Overexpression of the LIPC-E97G variant promotes peripheral cholesterol uptake. A and C, Decay of plasma ³H activity (glycerol tri[³H]oleate, hydrolysable; A) and plasma ¹⁴C activity ([¹⁴C]cholesteryl oleate, nonhydrolysable) levels (C) in APOE*3.Leiden.CETP mice overexpressing AAV-TBG-eGFP, AAV-TBG-LIPC, and AAV-TBG-LIPC-E97G injected with very-low-density lipoprotein (VLDL)–like particles. B and D, Decay of plasma ³H activity (glycerol tri[³H]oleate, hydrolysable; B) and plasma ¹⁴C activity ([¹⁴C]cholesteryl oleate, nonhydrolysable) levels (D) in APOE*3.Leiden.CETP mice¹⁴ overexpressing AAV-TBG-eGFP, AAV-TBG-LIPC, and AAV³-TBG-LIPC-E97G injected with radiolabeled murine VLDL. E, Liver ¹⁴C activity (cholesteryl ester, nonhydrolysable; left) and liver ³H activity (triolein, hydrolysable) levels (right) in APOE*3.Leiden.CETP mice overexpressing AAV-TBG-eGFP, AAV-TBG-LIPC, and AAV-TBG-LIPC-E97G injected with VLDL-like particles.

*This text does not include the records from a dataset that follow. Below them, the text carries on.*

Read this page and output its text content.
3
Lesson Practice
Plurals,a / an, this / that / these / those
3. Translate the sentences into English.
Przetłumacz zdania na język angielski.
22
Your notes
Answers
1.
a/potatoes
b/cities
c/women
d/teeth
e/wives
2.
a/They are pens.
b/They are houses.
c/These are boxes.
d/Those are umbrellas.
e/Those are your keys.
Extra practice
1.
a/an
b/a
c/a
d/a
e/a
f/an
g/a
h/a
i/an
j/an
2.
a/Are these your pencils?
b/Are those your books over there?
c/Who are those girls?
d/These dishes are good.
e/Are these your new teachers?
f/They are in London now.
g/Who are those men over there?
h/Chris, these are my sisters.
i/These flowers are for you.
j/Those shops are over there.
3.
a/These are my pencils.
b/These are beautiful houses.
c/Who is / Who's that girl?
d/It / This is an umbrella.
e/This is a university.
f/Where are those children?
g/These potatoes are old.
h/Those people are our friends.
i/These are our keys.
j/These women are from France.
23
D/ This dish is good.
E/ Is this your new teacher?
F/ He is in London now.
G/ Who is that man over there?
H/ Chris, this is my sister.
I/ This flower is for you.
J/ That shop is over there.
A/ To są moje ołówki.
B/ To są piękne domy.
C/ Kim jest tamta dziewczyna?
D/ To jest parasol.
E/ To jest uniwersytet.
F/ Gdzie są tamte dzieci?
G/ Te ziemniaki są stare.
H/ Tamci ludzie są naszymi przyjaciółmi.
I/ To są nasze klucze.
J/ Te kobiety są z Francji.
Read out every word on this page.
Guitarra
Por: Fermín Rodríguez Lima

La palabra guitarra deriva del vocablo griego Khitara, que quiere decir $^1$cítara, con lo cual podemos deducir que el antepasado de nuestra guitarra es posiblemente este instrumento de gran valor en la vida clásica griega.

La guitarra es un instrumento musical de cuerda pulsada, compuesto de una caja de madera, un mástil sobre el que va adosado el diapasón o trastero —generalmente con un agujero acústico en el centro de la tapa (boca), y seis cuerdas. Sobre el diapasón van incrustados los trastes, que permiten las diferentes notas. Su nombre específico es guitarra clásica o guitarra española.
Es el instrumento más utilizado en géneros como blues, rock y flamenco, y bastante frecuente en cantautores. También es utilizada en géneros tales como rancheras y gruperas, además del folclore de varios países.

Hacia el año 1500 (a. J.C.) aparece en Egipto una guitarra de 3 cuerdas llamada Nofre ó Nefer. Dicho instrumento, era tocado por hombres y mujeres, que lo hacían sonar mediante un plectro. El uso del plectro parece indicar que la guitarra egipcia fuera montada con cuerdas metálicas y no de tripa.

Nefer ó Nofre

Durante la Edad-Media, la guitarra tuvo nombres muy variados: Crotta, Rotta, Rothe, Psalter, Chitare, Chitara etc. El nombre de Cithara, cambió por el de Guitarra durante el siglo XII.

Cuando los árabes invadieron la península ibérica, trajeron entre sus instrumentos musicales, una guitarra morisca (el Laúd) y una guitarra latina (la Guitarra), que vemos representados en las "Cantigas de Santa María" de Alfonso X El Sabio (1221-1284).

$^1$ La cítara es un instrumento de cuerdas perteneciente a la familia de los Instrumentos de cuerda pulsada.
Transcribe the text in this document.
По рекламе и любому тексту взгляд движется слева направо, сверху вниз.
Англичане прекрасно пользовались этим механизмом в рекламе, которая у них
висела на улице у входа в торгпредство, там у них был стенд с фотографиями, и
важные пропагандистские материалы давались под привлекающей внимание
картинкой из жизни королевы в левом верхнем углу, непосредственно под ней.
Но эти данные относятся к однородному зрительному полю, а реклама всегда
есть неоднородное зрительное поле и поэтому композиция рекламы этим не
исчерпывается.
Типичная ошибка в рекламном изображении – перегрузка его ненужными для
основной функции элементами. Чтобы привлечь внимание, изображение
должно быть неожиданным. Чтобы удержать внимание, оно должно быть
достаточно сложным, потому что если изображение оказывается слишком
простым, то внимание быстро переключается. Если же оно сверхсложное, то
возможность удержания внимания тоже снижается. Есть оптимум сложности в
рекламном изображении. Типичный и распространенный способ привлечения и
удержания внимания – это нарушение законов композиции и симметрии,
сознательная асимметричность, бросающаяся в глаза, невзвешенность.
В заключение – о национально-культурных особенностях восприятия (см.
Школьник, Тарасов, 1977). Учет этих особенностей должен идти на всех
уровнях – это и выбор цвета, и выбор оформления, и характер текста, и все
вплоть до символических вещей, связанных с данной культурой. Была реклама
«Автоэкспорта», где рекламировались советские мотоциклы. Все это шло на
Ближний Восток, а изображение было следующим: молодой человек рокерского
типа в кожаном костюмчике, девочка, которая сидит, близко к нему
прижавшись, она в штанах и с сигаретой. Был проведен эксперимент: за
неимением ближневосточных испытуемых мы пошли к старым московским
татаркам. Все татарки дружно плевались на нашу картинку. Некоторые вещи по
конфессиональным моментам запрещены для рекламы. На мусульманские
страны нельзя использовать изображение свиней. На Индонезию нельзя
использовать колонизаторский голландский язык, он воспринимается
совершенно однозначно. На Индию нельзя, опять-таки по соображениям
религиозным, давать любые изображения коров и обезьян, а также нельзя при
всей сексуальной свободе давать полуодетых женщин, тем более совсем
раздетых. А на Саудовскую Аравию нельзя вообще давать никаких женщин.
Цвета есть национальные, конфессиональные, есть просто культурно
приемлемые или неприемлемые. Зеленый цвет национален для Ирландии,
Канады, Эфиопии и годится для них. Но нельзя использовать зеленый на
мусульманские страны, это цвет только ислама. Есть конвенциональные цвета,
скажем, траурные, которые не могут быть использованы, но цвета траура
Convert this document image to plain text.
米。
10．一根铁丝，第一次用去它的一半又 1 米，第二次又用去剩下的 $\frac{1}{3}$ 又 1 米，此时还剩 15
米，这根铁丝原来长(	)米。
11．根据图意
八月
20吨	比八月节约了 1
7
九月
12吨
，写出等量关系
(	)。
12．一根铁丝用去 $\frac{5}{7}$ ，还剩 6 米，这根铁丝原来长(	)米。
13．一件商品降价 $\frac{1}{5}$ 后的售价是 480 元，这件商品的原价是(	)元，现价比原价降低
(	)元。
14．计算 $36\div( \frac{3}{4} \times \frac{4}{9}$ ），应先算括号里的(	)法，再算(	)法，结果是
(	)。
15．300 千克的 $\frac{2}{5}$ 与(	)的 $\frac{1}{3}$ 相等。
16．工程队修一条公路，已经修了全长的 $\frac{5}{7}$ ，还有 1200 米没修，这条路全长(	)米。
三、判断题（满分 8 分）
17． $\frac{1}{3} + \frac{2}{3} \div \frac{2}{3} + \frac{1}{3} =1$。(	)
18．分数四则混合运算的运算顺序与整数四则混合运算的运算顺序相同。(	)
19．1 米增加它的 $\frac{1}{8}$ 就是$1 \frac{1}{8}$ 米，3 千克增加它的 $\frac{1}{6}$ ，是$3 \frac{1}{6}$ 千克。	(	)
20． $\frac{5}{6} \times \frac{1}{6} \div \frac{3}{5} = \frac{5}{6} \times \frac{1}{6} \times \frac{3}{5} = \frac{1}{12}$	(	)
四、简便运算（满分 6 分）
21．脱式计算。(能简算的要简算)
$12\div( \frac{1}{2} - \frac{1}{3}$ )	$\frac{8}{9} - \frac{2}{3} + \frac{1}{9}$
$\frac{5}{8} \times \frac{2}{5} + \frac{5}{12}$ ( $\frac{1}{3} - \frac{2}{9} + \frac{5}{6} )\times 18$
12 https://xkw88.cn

F, Liver ¹⁴C activity (cholesteryl ester, nonhydrolysable; left) and liver ³H activity (triolein, hydrolysable levels (right) in APOE*3.Leiden.CETP mice overexpressing AAV-TBG-eGFP, AAV-TBG-LIPC, and AAV-TBG-LIPC-E97G injected with radiolabeled murine VLDL. G and I, Tissue ¹⁴C activity (cholesteryl ester, nonhydrolysable; G) and ³H activity (triolein, hydrolysable; I) levels in APOE*3.Leiden.CETP mice overexpressing AAV-TBG-eGFP, AAV-TBG-LIPC, and AAV-TBG-LIPC-E97G injected with VLDL-like particles. H and J, Tissue ¹⁴C activity (cholesteryl ester, nonhydrolysable; H) and ³H activity (triolein, hydrolysable; J) levels in APOE*3.Leiden.CETP mice overexpressing AAV-TBG-eGFP, AAV-TBG-LIPC, and AAV-TBG-LIPC-E97G injected with radiolabeled murine VLDL. n=8 per group. A 1-way ANOVA with Tukey correction for multiple comparisons was used for statistical analysis, with a P value cutoff at P<0.05. gWAT indicates gonadal white adipose tissue; iBAT, interscapular brown adipose tissue; sBAT, subscapular brown adipose tissue; and sWAT, subcutaneous white adipose tissue; and TGRL‚ triglyceride-rich lipoprotein. *P<0.05, human wild-type (LIPC-WT) vs LIPC-E97G. $P<0.05, enhanced green fluorescent protein (eGFP) vs LIPC-WT. #P<0.05, eGFP vs LIPC-E97G.